SUNUCU: Günahın benim boynuma derler.
ADNAN OKTAR: Günahın benim boynuma, evet. Bak diyor ki Allah diyor ki; “Hiçbir günahkar bir başkasının günah yükünü yüklenmez.” “Biz bir elçi gönderinceye kadar hiçbir topluluğa azab edecek değiliz.” Yani Mehdi (a.s) mutlaka gelecek anlamına geliyor aynı zamanda ahir zamanda evet, değil mi? İnşaAllah. “Biz bir ülkeyi helak etmek istediğimiz zaman, onun varlık ve güç sahibi önde gelenlerine emrederiz böylelikle onda bozgunculuk çıkarırlar.” Masonları iti kopuğu yani şımarma, maldan şımarma olur, keyiften şımarma olur bak burada Kuran çok açık izah ediyor. “Varlık ve güç sahibi önde gelenlerine emrederiz.” Yani Allah ben onlara o sapma emrini de ben veriririm diyor. Yani diyorlar ya insanlar kendi kendimize karar veriyoruz. Öyle değil. “Böylelikle onda bozgunculuk çıkarırlar. Artık onun üzerine söz hak olur da onu kökünden darmadağın ederiz.” 16. ayet. 1400 ile 1500 arasında. 16’yı daha bitmeden 1545 inşaAllah. Bakın 45 çok manidar bir rakamdır. 45. 46 olsa 50’ye artık sarkmış demektir o sayı. Yani mesela 45 tam orta. 50’ye sarkmış demektir bir nevi 50 olmuş. Onun için Cenab-ı Allah 1545’de Allahu alem Kıyameti koparıyor, 46’ya varmadan. Başka hangi rakamlar vardır öyle? Bir düşün bakalım bulabilecek misin?
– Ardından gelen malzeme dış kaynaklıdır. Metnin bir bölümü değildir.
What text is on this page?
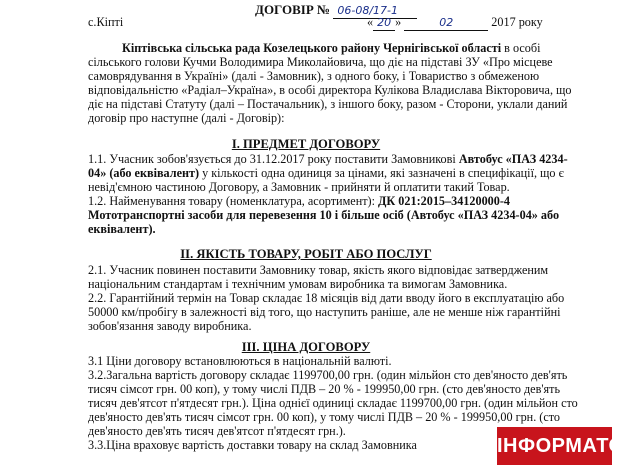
ДОГОВІР № 06-08/17-1
с.Кіпті	« 20 »	02	2017 року
Кіптівська сільська рада Козелецького району Чернігівської області в особі
сільського голови Кучми Володимира Миколайовича, що діє на підставі ЗУ «Про місцеве
самоврядування в Україні» (далі - Замовник), з одного боку, і Товариство з обмеженою
відповідальністю «Радіал–Україна», в особі директора Кулікова Владислава Вікторовича, що
діє на підставі Статуту (далі – Постачальник), з іншого боку, разом - Сторони, уклали даний
договір про наступне (далі - Договір):
І. ПРЕДМЕТ ДОГОВОРУ
1.1. Учасник зобов'язується до 31.12.2017 року поставити Замовникові Автобус «ПАЗ 4234-
04» (або еквівалент) у кількості одна одиниця за цінами, які зазначені в специфікації, що є
невід'ємною частиною Договору, а Замовник - прийняти й оплатити такий Товар.
1.2. Найменування товару (номенклатура, асортимент): ДК 021:2015–34120000-4
Мототранспортні засоби для перевезення 10 і більше осіб (Автобус «ПАЗ 4234-04» або
еквівалент).
ІІ. ЯКІСТЬ ТОВАРУ, РОБІТ АБО ПОСЛУГ
2.1. Учасник повинен поставити Замовнику товар, якість якого відповідає затвердженим
національним стандартам і технічним умовам виробника та вимогам Замовника.
2.2. Гарантійний термін на Товар складає 18 місяців від дати вводу його в експлуатацію або
50000 км/пробігу в залежності від того, що наступить раніше, але не менше ніж гарантійні
зобов'язання заводу виробника.
ІІІ. ЦІНА ДОГОВОРУ
3.1 Ціни договору встановлюються в національній валюті.
3.2.Загальна вартість договору складає 1199700,00 грн. (один мільйон сто дев'яносто дев'ять
тисяч сімсот грн. 00 коп), у тому числі ПДВ – 20 % - 199950,00 грн. (сто дев'яносто дев'ять
тисяч дев'ятсот п'ятдесят грн.). Ціна однієї одиниці складає 1199700,00 грн. (один мільйон сто
дев'яносто дев'ять тисяч сімсот грн. 00 коп), у тому числі ПДВ – 20 % - 199950,00 грн. (сто
дев'яносто дев'ять тисяч дев'ятсот п'ятдесят грн.).
3.3.Ціна враховує вартість доставки товару на склад Замовника	ІНФОРМАТОР
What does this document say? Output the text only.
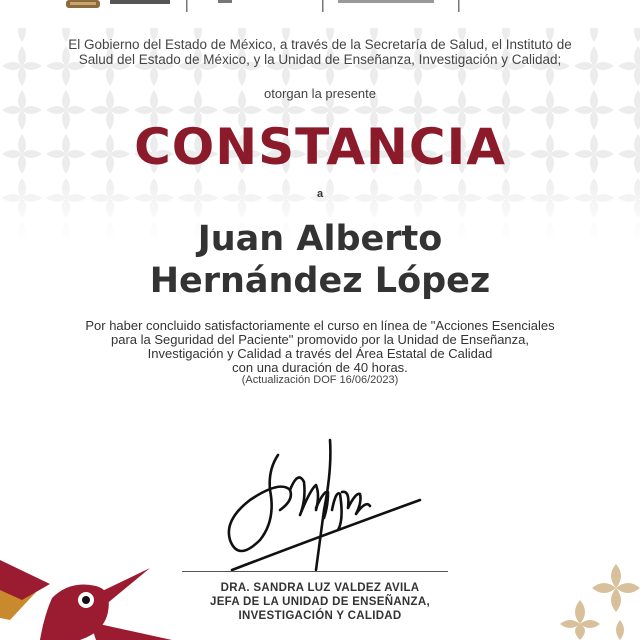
El Gobierno del Estado de México, a través de la Secretaría de Salud, el Instituto de
Salud del Estado de México, y la Unidad de Enseñanza, Investigación y Calidad;
otorgan la presente
CONSTANCIA
a
Juan Alberto
Hernández López
Por haber concluido satisfactoriamente el curso en línea de "Acciones Esenciales
para la Seguridad del Paciente" promovido por la Unidad de Enseñanza,
Investigación y Calidad a través del Área Estatal de Calidad
con una duración de 40 horas.
(Actualización DOF 16/06/2023)
DRA. SANDRA LUZ VALDEZ AVILA
JEFA DE LA UNIDAD DE ENSEÑANZA,
INVESTIGACIÓN Y CALIDAD
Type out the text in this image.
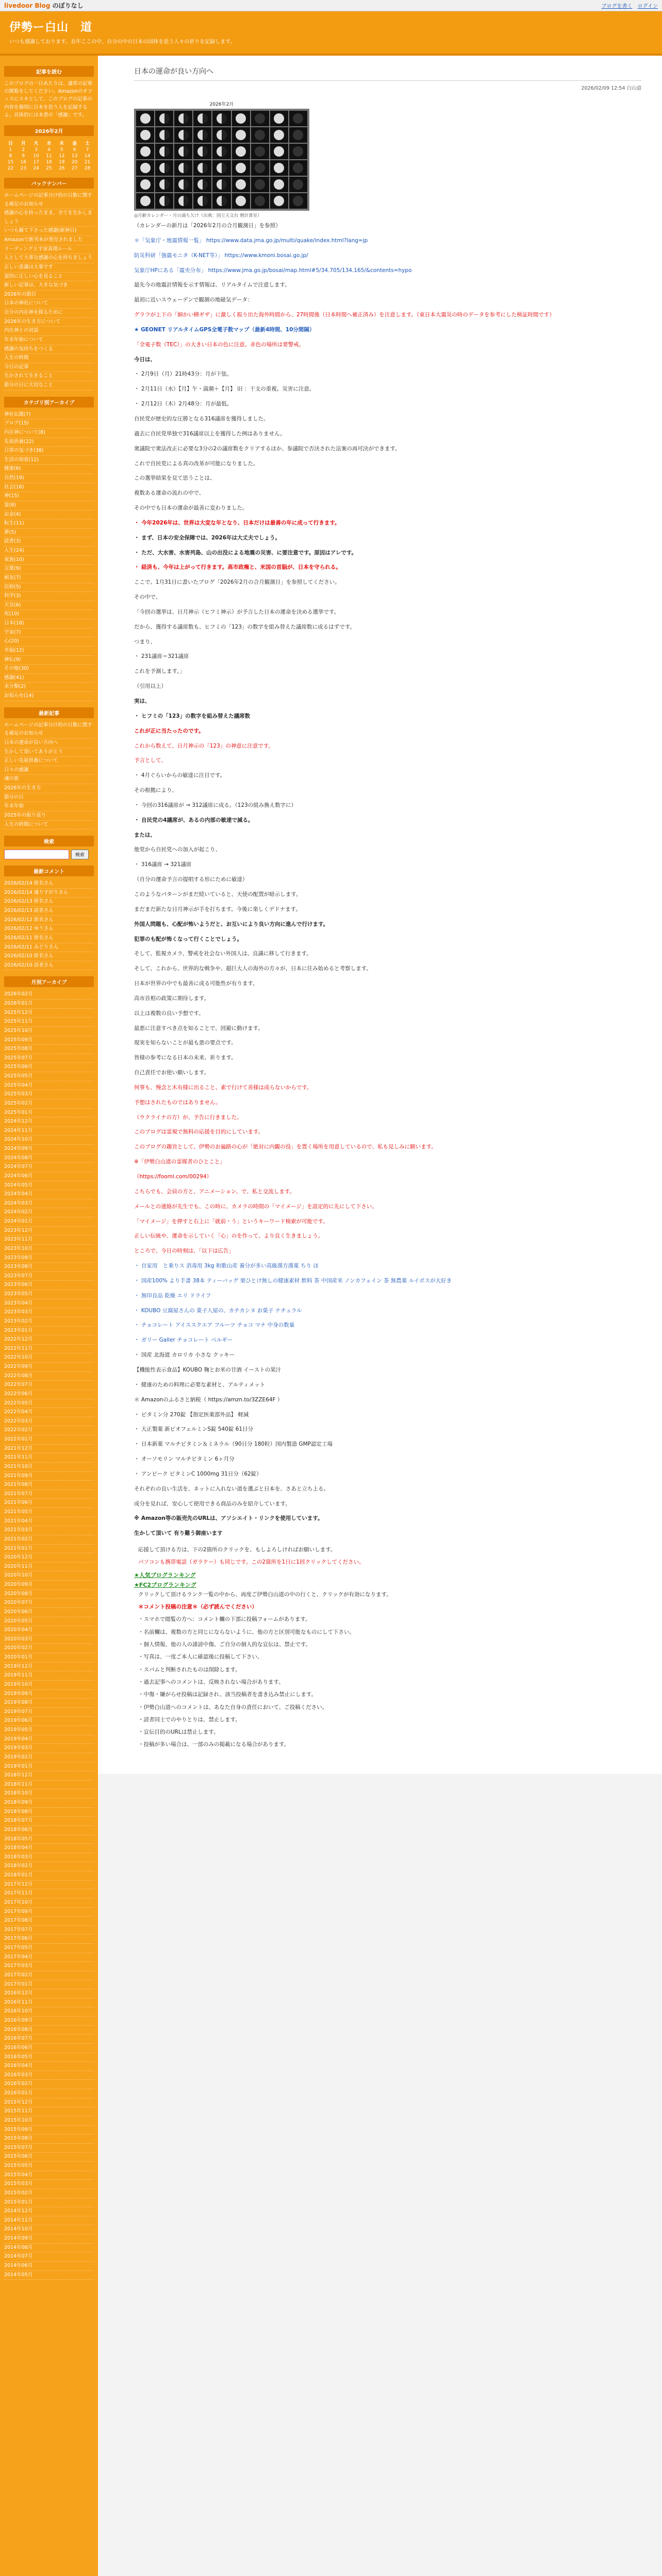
livedoor Blog のぼりなし	ブログを書く ログイン
伊勢ー白山　道
いつも感謝しております。長年ここの中，自分の中の日本の国体を思う人々の祈りを記録します。
記事を読む
このブログの一日あたりは、通常の記事の閲覧をしてください。Amazonのオフィスにスキとして、このブログの記事の内容を個別に日本を思う人を記録するよ。具体的には本書の「感謝」です。
2026年2月
日	月	火	水	木	金	土
1	2	3	4	5	6	7
8	9	10	11	12	13	14
15	16	17	18	19	20	21
22	23	24	25	26	27	28
バックナンバー
ホームページの記事分け的の日数に関する補足のお知らせ
感謝の心を持ったまま、全てを生かしましょう
いつも観て下さった感謝(新神日)
Amazonで新刊本が発売されました
リーディングと宇宙真理ルール
人として大事な感謝の心を持ちましょう
正しい意識は大事です
霊的に正しい心を見ること
新しい記事は、大きな気づき
2026年の節目
日本の神社について
自分の内在神を探るために
2026年の生き方について
内在神との対話
年末年始について
感謝の気持ちをつくる
人生の時間
今日の記事
生かされて生きること
節分の日に大切なこと
カテゴリ別アーカイブ
神社仏閣(7)
ブログ(15)
内在神について(8)
先祖供養(22)
日常の気づき(38)
生活の知恵(12)
健康(6)
自然(19)
社会(16)
神(15)
霊(8)
お金(4)
転生(11)
夢(5)
読書(3)
人生(24)
家族(10)
言葉(9)
病気(7)
信仰(5)
科学(3)
天皇(6)
死(10)
日本(18)
宇宙(7)
心(20)
幸福(12)
神仏(9)
その他(30)
感謝(41)
未分類(2)
お知らせ(14)
最新記事
ホームページの記事分け的の日数に関する補足のお知らせ
日本の運命が良い方向へ
生かして頂いてありがとう
正しい先祖供養について
日々の感謝
魂の旅
2026年の生き方
節分の日
年末年始
2025年の振り返り
人生の時間について
検索
検索
最新コメント
2026/02/14 匿名さん
2026/02/14 通りすがりさん
2026/02/13 匿名さん
2026/02/13 読者さん
2026/02/12 匿名さん
2026/02/12 ゆうさん
2026/02/11 匿名さん
2026/02/11 みどりさん
2026/02/10 匿名さん
2026/02/10 読者さん
月別アーカイブ
2026年02月
2026年01月
2025年12月
2025年11月
2025年10月
2025年09月
2025年08月
2025年07月
2025年06月
2025年05月
2025年04月
2025年03月
2025年02月
2025年01月
2024年12月
2024年11月
2024年10月
2024年09月
2024年08月
2024年07月
2024年06月
2024年05月
2024年04月
2024年03月
2024年02月
2024年01月
2023年12月
2023年11月
2023年10月
2023年09月
2023年08月
2023年07月
2023年06月
2023年05月
2023年04月
2023年03月
2023年02月
2023年01月
2022年12月
2022年11月
2022年10月
2022年09月
2022年08月
2022年07月
2022年06月
2022年05月
2022年04月
2022年03月
2022年02月
2022年01月
2021年12月
2021年11月
2021年10月
2021年09月
2021年08月
2021年07月
2021年06月
2021年05月
2021年04月
2021年03月
2021年02月
2021年01月
2020年12月
2020年11月
2020年10月
2020年09月
2020年08月
2020年07月
2020年06月
2020年05月
2020年04月
2020年03月
2020年02月
2020年01月
2019年12月
2019年11月
2019年10月
2019年09月
2019年08月
2019年07月
2019年06月
2019年05月
2019年04月
2019年03月
2019年02月
2019年01月
2018年12月
2018年11月
2018年10月
2018年09月
2018年08月
2018年07月
2018年06月
2018年05月
2018年04月
2018年03月
2018年02月
2018年01月
2017年12月
2017年11月
2017年10月
2017年09月
2017年08月
2017年07月
2017年06月
2017年05月
2017年04月
2017年03月
2017年02月
2017年01月
2016年12月
2016年11月
2016年10月
2016年09月
2016年08月
2016年07月
2016年06月
2016年05月
2016年04月
2016年03月
2016年02月
2016年01月
2015年12月
2015年11月
2015年10月
2015年09月
2015年08月
2015年07月
2015年06月
2015年05月
2015年04月
2015年03月
2015年02月
2015年01月
2014年12月
2014年11月
2014年10月
2014年09月
2014年08月
2014年07月
2014年06月
2014年05月
日本の運命が良い方向へ
2026/02/09 12:54 白山道
2026年2月
◎月齢カレンダー・月の満ち欠け（出典：国立天文台 暦計算室）

（カレンダーの新月は「2026年2月の合月観測日」を参照）

＊「気象庁・地震情報一覧」 https://www.data.jma.go.jp/multi/quake/index.html?lang=jp

防災科研「強震モニタ（K-NET等）」 https://www.kmoni.bosai.go.jp/

気象庁HPにある「震央分布」 https://www.jma.go.jp/bosai/map.html#5/34.705/134.165/&contents=hypo

最先今の地震計情報を示す情報は、リアルタイムで注意します。

最初に近いスウェーデンで観測の地磁気データ：

グラフが上下の「細かい横ギザ」に激しく振り出た海外時間から、27時間後（日本時間へ補正済み）を注意します。（東日本大震災の時のデータを参考にした検証時間です）

★ GEONET リアルタイムGPS全電子数マップ（最新4時間、10分間隔）

「全電子数（TEC）」の大きい日本の色に注意。赤色の場所は要警戒。

今日は、

・ 2月9日（月）21時43分：月が下弦。

・ 2月11日（水）【月】午・満潮＋【月】 旧 ：干支の重複。災害に注意。

・ 2月12日（木）2月48分：月が最低。

自民党が歴史的な圧勝となる316議席を獲得しました。

過去に自民党単独で316議席以上を獲得した例はありません。

衆議院で衆法改正に必要な3分の2の議席数をクリアするほか、参議院で否決された法案の再可決ができます。

これで自民党による真の改革が可能になりました。

この選挙結果を見て思うことは、

複数ある運命の流れの中で、

その中でも日本の運命が最善に変わりました。

・ 今年2026年は、世界は大変な年となり、日本だけは最善の年に成って行きます。

・ まず、日本の安全保障では、2026年は大丈夫でしょう。

・ ただ、大水害、水害列島、山の出没による地震の災害、に要注意です。原因はアレです。

・ 経済も、今年は上がって行きます。高市政権と、米国の首脳が、日本を守られる。

ここで、1月31日に書いたブログ「2026年2月の合月観測日」を参照してください。

その中で、

「今回の選挙は、日月神示（ヒフミ神示）が予言した日本の運命を決める選挙です。

だから、獲得する議席数も、ヒフミの「123」の数字を組み替えた議席数に成るはずです。

つまり、

・ 231議席＝321議席

これを予測します。」

（引用以上）

実は、

・ ヒフミの「123」の数字を組み替えた議席数

これが正に当たったのです。

これから数えて、日月神示の「123」の神意に注意です。

予言として、

・ 4月ぐらいからの敏達に注目です。

その根拠により、

・ 今回の316議席が → 312議席に成る。（123の組み換え数字に）

・ 自民党の4議席が、あるの内部の敏達で減る。

または、

他党から自民党への加入が起こり、

・ 316議席 → 321議席

（自分の運命予言の提唱する形にために敏達）

このようなパターンがまだ続いていると、天使の配置が暗示します。

まだまだ新たな日月神示が手を打ちます。今後に楽しくデドナます。

外国人問題も、心配が怖いようだと、お互いにより良い方向に進んで行けます。

犯罪のも配が怖くなって行くことでしょう。

そして、監視カメラ、警戒を社会ない外国人は、良識に移して行きます。

そして、これから、世界的な戦争や、超巨大人の海外の方々が、日本に住み始めると考察します。

日本が世界の中でも最善に成る可能性が有ります。

高市首相の政策に期待します。

以上は複数の良い予想です。

最悪に注意すべき点を知ることで、回避に動けます。

現実を知らないことが最も悪の要点です。

皆様の参考になる日本の未来、祈ります。

自己責任でお使い願いします。

何事も、慢念と木有様に出ること、素で行けて善様は成らないからです。

予想はされたものではありません。

（ウクライナの方）が、予告に行きました。

このブログは霊視で無料の応援を目的にしています。

このブログの趣旨として、伊勢のお遍路の心が「絶対に内観の役」を置く場所を用意しているので、私も見しみに願います。

※「伊勢白山道の霊媒者のひとこと」

（https://fooml.com/00294）

こちらでも、会員の方と、アニメーション、で、私と交流します。

メールとの連絡が先生でも、この時に、カメラの時間の「マイメージ」を設定的に先にして下さい。

「マイメージ」を押すと右上に「就前・う」というキーワード検索が可能です。

正しい伝統や、運命を示していく「心」のを作って、より良く生きましょう。

ところで、今日の時刻は、「以下は広告」

・ 自家用　と乗りス 消毒用 3kg 和歌山産 養分が多い高級漢方漢薬 ちり ほ

・ 国産100% より手書 38本 ティーバッグ 栗ひとけ無しの健康素材 飲料 茶 中国産米 ノンカフェイン 茶 無農薬 ルイボスが大好き

・ 無印良品 乾燥 エリ ドライフ

・ KOUBO 豆腐屋さんの 菓子人屋の、カチカシヌ お菓子 ナチュラル

・ チョコレート アイススクエア フルーツ チョコ マナ 中身の数量

・ ガリー Galler チョコレート ベルギー

・ 国産 北海道 カロリカ 小さな クッキー

【機能性表示食品】KOUBO 麹とお米の甘酒 イーストの果汁

・ 健康のための料理に必要な素材と、アルティメット

＊ Amazonのふるさと納税（ https://amzn.to/3ZZE64F ）

・ ビタミン分 270錠 【指定医薬部外品】 軽減

・ 大正製薬 新ビオフェルミンS錠 540錠 61日分

・ 日本新薬 マルチビタミン＆ミネラル（90日分 180粒）国内製造 GMP認定工場

・ オーソモリン マルチビタミン 6ヶ月分

・ アンビーク ビタミンC 1000mg 31日分（62錠）

それぞれの良い生活を、ネットに入れない道を選ぶと日本を、さあと立ち上る。

成分を見れば、安心して使用できる商品のみを紹介しています。

※ Amazon等の販売先のURLは、アソシエイト・リンクを使用しています。

生かして頂いて 有り難う御座います

応援して頂ける方は、下の2箇所のクリックを、もしよろしければお願いします。

パソコンも携帯電話（ガラケー）も同じです。この2箇所を1日に1回クリックしてください。

★人気ブログランキング
★FC2ブログランキング

クリックして頂けるランク一覧の中から、再度ご伊勢白山道の中の行くと、クリックが有効になります。

＊コメント投稿の注意＊（必ず読んでください）

・スマホで閲覧の方へ：コメント欄の下部に投稿フォームがあります。

・名前欄は、複数の方と同じにならないように、他の方と区別可能なものにして下さい。

・個人情報、他の人の誹謗中傷、ご自分の個人的な宣伝は、禁止です。

・写真は、一度ご本人に確認後に投稿して下さい。

・スパムと判断されたものは削除します。

・過去記事へのコメントは、反映されない場合があります。

・中傷・嫌がらせ投稿は記録され、該当投稿者を書き込み禁止にします。

・伊勢白山道へのコメントは、あなた自身の責任において、ご投稿ください。

・読者同士でのやりとりは、禁止します。

・宣伝目的のURLは禁止します。

・投稿が多い場合は、一部のみの掲載になる場合があります。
OKTAR BABUNA: Sıfırlı rakamlar.
ADNAN OKTAR: Onu sana sonra söyleyeceğim. İnşaAllah. ”Umulur ki Rabbiniz size merhamet eder fakat siz bozgunculuğa dönerseniz Biz de sizi cezalandırmaya döneriz. Biz Cehennemi kafirler için bir kuşatma yeri kıldık.” Yani siz iyi olursunuz diyor Allah ben size iyilik yaparım. Ama kötülüğe dönerseniz ben de size karşılığını veririm diyor Allah. “İnsan hayra dua ettiği gibi şerre de dua eder” belasını da arar Allah diyor. Yani iyiliğini de ister ama belasını da arar. İnsan pek acelecidir diyor Allah. Bir de ayette var, “insan aceleden yaratıldı” diyor değil mi? Yani bir şeyi hemen olup bitsin isterler.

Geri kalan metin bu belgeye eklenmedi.